While more efficient technologies can have a higher initial price tag, the whole-life cost benefits of using less energy often outweigh those of less efficient models.
This is particularly relevant for building retrofits and new-build projects. According to a 2025 IEA survey on industrial competitiveness, a majority of firms cited energy efficiency as their primary defence against energy price volatility.
Investment in making buildings more efficient is growing. Since 2019, combined spending on building retrofits and envelopes in China, the US, and the European Union has increased by over 20% reaching around $120bn in 2024.
The return on such an investment can be substantial. For instance, a typical dwelling in the Netherlands could save US$300-500 per square metre in energy costs over a 20-year period from an upfront investment of around $40,000 for insulation and high-performance heat pumps.

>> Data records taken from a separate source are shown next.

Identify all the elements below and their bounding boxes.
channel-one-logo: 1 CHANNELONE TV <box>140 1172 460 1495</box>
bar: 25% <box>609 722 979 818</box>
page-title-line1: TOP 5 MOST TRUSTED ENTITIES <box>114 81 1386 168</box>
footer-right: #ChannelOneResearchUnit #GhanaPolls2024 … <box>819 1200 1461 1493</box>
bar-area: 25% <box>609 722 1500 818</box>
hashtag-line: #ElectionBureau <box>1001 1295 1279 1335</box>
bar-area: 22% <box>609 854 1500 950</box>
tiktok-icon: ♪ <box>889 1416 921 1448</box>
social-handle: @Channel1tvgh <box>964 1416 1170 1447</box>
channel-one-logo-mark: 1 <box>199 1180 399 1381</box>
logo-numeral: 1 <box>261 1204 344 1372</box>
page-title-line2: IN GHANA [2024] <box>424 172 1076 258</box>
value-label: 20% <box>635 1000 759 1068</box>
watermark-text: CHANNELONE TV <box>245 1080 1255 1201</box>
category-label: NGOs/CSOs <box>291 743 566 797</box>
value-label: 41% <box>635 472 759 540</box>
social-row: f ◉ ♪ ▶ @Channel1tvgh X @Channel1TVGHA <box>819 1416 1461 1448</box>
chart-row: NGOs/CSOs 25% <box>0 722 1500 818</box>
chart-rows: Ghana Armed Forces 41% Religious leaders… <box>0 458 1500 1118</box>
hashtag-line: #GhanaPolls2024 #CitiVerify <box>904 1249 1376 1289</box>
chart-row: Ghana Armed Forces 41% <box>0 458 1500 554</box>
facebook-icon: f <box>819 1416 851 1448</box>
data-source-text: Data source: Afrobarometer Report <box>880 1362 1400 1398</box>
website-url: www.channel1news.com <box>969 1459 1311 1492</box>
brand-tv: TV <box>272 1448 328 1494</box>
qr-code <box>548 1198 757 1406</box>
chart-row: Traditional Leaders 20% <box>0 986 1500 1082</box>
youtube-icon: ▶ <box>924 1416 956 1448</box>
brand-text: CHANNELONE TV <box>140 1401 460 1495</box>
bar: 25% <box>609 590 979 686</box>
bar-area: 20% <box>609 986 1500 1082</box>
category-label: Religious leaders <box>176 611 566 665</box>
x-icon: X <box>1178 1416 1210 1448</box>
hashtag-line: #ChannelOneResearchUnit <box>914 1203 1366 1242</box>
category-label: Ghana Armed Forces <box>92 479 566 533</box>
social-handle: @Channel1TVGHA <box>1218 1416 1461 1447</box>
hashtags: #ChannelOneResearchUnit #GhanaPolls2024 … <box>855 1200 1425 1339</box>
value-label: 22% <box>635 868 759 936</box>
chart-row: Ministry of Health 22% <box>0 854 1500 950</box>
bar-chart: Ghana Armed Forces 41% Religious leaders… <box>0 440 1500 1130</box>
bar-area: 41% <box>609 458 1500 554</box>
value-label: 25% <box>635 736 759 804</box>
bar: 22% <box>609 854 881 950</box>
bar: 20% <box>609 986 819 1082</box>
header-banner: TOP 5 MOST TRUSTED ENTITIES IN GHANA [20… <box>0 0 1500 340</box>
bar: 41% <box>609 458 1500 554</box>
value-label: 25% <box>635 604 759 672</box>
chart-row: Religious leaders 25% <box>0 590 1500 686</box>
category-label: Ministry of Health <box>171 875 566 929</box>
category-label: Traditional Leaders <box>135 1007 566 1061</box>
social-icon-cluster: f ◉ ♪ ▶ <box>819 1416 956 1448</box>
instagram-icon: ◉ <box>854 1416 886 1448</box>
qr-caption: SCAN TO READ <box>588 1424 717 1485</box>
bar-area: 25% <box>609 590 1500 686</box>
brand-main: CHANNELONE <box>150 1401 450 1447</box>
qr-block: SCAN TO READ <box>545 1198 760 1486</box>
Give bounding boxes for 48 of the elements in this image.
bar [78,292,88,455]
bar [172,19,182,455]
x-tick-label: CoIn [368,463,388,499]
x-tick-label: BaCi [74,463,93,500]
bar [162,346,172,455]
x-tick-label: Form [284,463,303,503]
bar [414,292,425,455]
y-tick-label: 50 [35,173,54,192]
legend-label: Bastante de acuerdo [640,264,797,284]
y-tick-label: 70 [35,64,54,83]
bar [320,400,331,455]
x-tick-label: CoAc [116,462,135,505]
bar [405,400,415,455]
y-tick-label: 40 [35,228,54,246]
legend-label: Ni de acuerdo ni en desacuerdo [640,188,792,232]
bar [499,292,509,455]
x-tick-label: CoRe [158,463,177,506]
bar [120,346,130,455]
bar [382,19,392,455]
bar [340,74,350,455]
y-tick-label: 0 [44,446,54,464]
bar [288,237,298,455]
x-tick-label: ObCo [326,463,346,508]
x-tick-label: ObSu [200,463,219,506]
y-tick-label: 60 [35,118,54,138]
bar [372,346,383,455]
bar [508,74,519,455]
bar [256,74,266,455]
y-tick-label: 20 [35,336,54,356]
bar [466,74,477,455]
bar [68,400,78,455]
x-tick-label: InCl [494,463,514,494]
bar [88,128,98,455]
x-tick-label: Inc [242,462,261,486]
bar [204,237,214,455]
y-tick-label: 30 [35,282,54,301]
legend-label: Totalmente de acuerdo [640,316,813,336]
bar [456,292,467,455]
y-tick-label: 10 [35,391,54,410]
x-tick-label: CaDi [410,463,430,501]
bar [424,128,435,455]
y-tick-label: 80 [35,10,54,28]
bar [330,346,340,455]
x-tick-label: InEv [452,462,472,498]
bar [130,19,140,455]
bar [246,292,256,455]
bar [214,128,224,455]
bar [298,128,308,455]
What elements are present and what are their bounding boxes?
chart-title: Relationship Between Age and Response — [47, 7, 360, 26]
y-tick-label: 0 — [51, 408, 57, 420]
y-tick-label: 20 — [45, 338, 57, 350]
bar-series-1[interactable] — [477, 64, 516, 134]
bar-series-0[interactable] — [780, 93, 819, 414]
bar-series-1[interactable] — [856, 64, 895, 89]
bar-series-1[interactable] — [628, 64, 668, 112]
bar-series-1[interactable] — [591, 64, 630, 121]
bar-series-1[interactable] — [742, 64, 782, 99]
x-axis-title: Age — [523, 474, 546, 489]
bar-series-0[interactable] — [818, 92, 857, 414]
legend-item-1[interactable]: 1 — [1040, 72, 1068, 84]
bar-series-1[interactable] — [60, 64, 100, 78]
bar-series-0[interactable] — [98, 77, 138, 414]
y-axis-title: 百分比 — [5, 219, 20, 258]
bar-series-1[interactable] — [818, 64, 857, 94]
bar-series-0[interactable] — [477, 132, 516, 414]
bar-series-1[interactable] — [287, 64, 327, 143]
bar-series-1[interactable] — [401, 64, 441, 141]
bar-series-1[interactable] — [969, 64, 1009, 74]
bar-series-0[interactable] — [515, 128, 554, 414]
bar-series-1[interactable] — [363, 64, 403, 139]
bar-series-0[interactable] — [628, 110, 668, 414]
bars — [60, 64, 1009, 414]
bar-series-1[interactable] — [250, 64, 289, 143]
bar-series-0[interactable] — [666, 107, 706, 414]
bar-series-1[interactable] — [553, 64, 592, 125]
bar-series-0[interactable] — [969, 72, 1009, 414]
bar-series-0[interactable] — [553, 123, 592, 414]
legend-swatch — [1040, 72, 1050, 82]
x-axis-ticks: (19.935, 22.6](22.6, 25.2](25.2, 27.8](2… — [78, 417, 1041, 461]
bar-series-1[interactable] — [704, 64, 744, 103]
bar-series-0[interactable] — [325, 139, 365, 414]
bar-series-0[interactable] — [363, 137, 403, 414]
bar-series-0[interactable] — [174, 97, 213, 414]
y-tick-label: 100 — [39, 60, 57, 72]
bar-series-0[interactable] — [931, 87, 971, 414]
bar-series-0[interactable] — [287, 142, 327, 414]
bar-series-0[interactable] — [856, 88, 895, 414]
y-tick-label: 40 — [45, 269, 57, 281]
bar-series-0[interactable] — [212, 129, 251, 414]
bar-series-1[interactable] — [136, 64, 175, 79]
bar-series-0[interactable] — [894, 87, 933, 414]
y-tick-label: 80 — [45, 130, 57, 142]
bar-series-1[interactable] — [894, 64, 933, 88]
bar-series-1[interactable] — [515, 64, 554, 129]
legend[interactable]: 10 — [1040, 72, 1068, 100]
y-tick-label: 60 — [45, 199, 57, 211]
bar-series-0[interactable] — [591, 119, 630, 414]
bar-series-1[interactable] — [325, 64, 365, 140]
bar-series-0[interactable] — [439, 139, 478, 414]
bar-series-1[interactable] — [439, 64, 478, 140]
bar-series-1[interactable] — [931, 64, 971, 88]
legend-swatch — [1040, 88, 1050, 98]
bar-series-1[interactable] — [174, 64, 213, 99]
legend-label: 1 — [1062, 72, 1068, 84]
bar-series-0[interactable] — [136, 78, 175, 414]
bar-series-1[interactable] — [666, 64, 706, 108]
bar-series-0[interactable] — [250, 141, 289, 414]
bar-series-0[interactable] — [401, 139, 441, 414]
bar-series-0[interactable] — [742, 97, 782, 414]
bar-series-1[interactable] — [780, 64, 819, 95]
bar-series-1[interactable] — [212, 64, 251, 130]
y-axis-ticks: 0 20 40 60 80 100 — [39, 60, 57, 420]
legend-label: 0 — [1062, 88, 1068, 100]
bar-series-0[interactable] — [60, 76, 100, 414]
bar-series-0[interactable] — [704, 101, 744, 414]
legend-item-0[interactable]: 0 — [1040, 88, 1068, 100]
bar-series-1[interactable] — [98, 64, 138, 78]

Rising energy demand from cooling
A critical area for the construction industry is the management of energy for space cooling. The report found this has been the fastest-growing end-use in buildings since 2000, expanding at more than 4% per year, caused by increased access to air conditioners and higher living standards.
The IEA states, however, that this demand has largely been met with equipment that is not highly efficient. This highlights a crucial intervention point for constructors and developers to install higher-specification systems.
The scale of the missed opportunity is substantial. The IEA calculates that if every air conditioner purchased since 2019 had been the most efficient model available, the world could have avoided electricity demand growth equivalent to that from data centres over the same period.
This is especially pertinent as data centre electricity demand, fuelled by the artificial intelligence boom, is expected to almost double between 2025 and 2030 to around 945TWh.
Skills shortages
A major barrier to implementing energy efficiency measures is access to a skilled workforce. The IEA reports that nearly 18 million people were employed in energy efficiency-related roles globally in 2024 and, among employers in this space, 72% report a shortage of workers.
This is not a distant problem; around three in five of these employers expect shortages to have a moderate to large impact in the next five to 10 years and half are already struggling to replace retiring workers.
This issue is part of a wider trend. According to LinkedIn's 2025 Green Skills Report, the demand for sustainability experts is growing almost twice as fast as the development of green skills among workers.
For construction firms, this skills gap could represent a major hurdle to delivering the high-efficiency buildings and retrofits the market increasingly demands.
While technologies like AI could help optimise energy use in buildings by detecting inefficiencies, its deployment is also hampered by a need for digital infrastructure and a skilled workforce, particularly for small and medium-sized enterprises.